The IPO Buzz: Bankers and Bargains

The Grand Canyon Story
Grand Canyon, a Phoenix-based provider of online postsecondary education services, priced 10.5 million shares at $12 each, down from an initial filing price of $18 to $20 per share. The IPO started trading at $10 and closed its opening day at $11.85.
In conclusion, to get the deal out the door, its price had to be slashed — and it still opened sharply below its offering price.
The Message
Now here’s the message from your friendly investment bankers. Only solid companies with glowing numbers, which are priced at bargain levels – like Grand Canyon – will attract investors in today’s markets.
The Aftermarket
And here’s what happened to Grand Canyon in the aftermarket. On Friday, Dec. 19, it closed at $16.74 per share — UP 39.5 percent from its initial offering price and UP 67.4 percent from its opening price.

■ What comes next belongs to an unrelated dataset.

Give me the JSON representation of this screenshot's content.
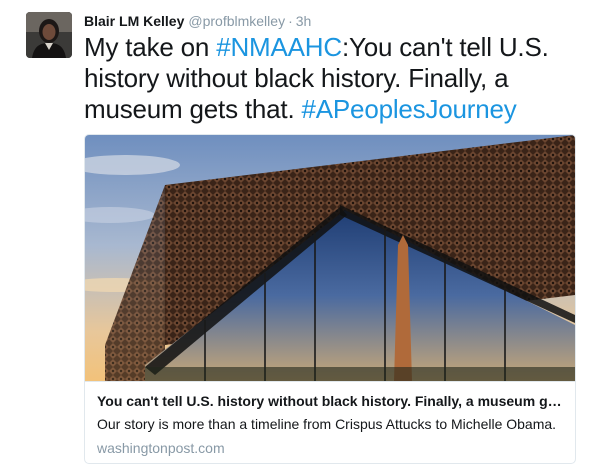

(Check: View all IPOs priced in 2008, also found on home page just below 2008 IPO Scorecard.)
And Now for the Numbers
Here they are: For the nine months ending Sept. 30, 2008, Grand Canyon reported net income of $4.5 million on sales of $109.6 million compared with net income of $521,000 on sales of $68.5 million for the same period a year ago. The company has been around for nearly 60 years. It was founded in 1949 now has about 1,121 employees.
Enough said?
Fortunately, stock markets are cyclical.
Downturns don’t last forever. And when the stock market does turn up, there will be many IPOs being offered at discounted prices.